Les possibilités de Brat Summer étaient multiples, allant d'ennuyer votre petit ami en vacances à préparer une soupe de courgettes réfrigérée en passant par saluer la « fêtarde originale des 365 », la Statue de la Liberté. Chaque fois que le « Brat Wall » de Brooklyn recevait une nouvelle couche de peinture, des légions d'adhérents de Brat Summer analysaient avec impatience son message comme un ancien cunéiforme.

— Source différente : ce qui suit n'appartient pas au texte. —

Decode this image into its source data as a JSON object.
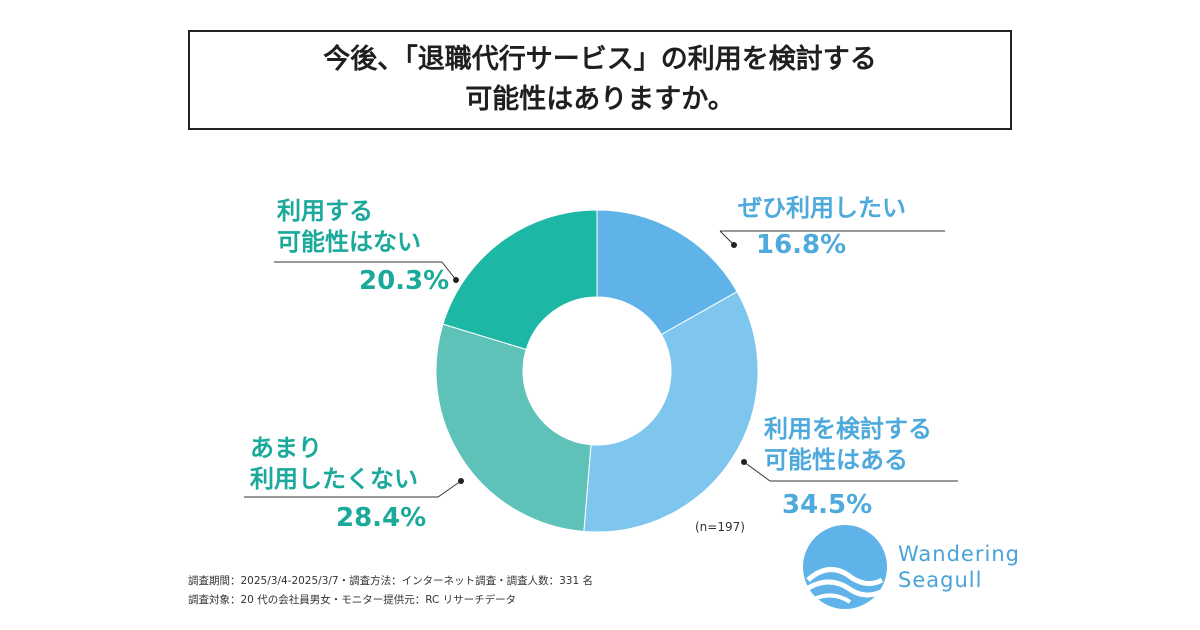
{
  "title": {
    "line1": "今後、「退職代行サービス」の利用を検討する",
    "line2": "可能性はありますか。"
  },
  "chart_data": {
    "type": "pie",
    "sample_note": "(n=197)",
    "slices": [
      {
        "label_lines": [
          "ぜひ利用したい"
        ],
        "value": 16.8,
        "pct": "16.8%",
        "color": "#5fb3e8"
      },
      {
        "label_lines": [
          "利用を検討する",
          "可能性はある"
        ],
        "value": 34.5,
        "pct": "34.5%",
        "color": "#7fc6ee"
      },
      {
        "label_lines": [
          "あまり",
          "利用したくない"
        ],
        "value": 28.4,
        "pct": "28.4%",
        "color": "#5ec2b9"
      },
      {
        "label_lines": [
          "利用する",
          "可能性はない"
        ],
        "value": 20.3,
        "pct": "20.3%",
        "color": "#1db7a5"
      }
    ]
  },
  "footer": {
    "line1": "調査期間：2025/3/4-2025/3/7・調査方法：インターネット調査・調査人数：331 名",
    "line2": "調査対象：20 代の会社員男女・モニター提供元：RC リサーチデータ"
  },
  "logo": {
    "line1": "Wandering",
    "line2": "Seagull"
  }
}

Il est difficile d'oublier où vous étiez le jour où le panneau d'affichage a soudainement lu « L orde », un aperçu du remix collaboratif de GOSSE« Fille, tellement déroutante. » Il s’est avéré que Brat Summer avait aussi pour objectif de se faire pardonner.

Au cours de son existence courte mais intense, Brat Summer a conquis le cœur non seulement des fans de Charli XCX (connus sous le nom de « Angels »), mais aussi d'une large coalition d'adeptes, anciens et nouveaux : les Millennials s'accrochant à de faux souvenirs de la musique dance sale du début des années 2000, les zoomers qui ont perdu une grande partie de leurs précieuses années hédonistes à cause du confinement pandémique, et même des tout-petits, dont les adorables lectures erronées des paroles les plus sinistres de l'album deviendraient prémonitoires après sa disparition. Sa définition glissante : Tony Soprano avait-il un Brat Summer sur sa bouée verte de piscine ? Pourriez-vous encore avoir un Brat Summer si vous aviez une routine d'étirements ? Cela n'a fait qu'amplifier l'impact de Brat Summer. Même le train G passait un été de Brat Summer – travaillant de temps en temps, traînant principalement à Brooklyn.

Les responsables des médias sociaux ont pris note du chic simple et contre-intuitif de la pochette de l'album, et bientôt, X et Instagram ont été inondés d'interprétations mimétiques. Fin juin, mois de la sortie de l'album, certains commençaient à se méfier de la durée que pourrait durer Brat Summer. Pourrait-il survivre en étant coopté par des dirigeants de marques qui s'effondreraient à la moindre bouffée de Rush ? Ou, comme tant d’autres phénomènes en ligne qui se sont libérés des cloîtres d’Internet, se ratatinerait-il et mourrait-il dans le monde réel, comme une rangée de fleurs d’hosta se fanant sous une vague de chaleur ?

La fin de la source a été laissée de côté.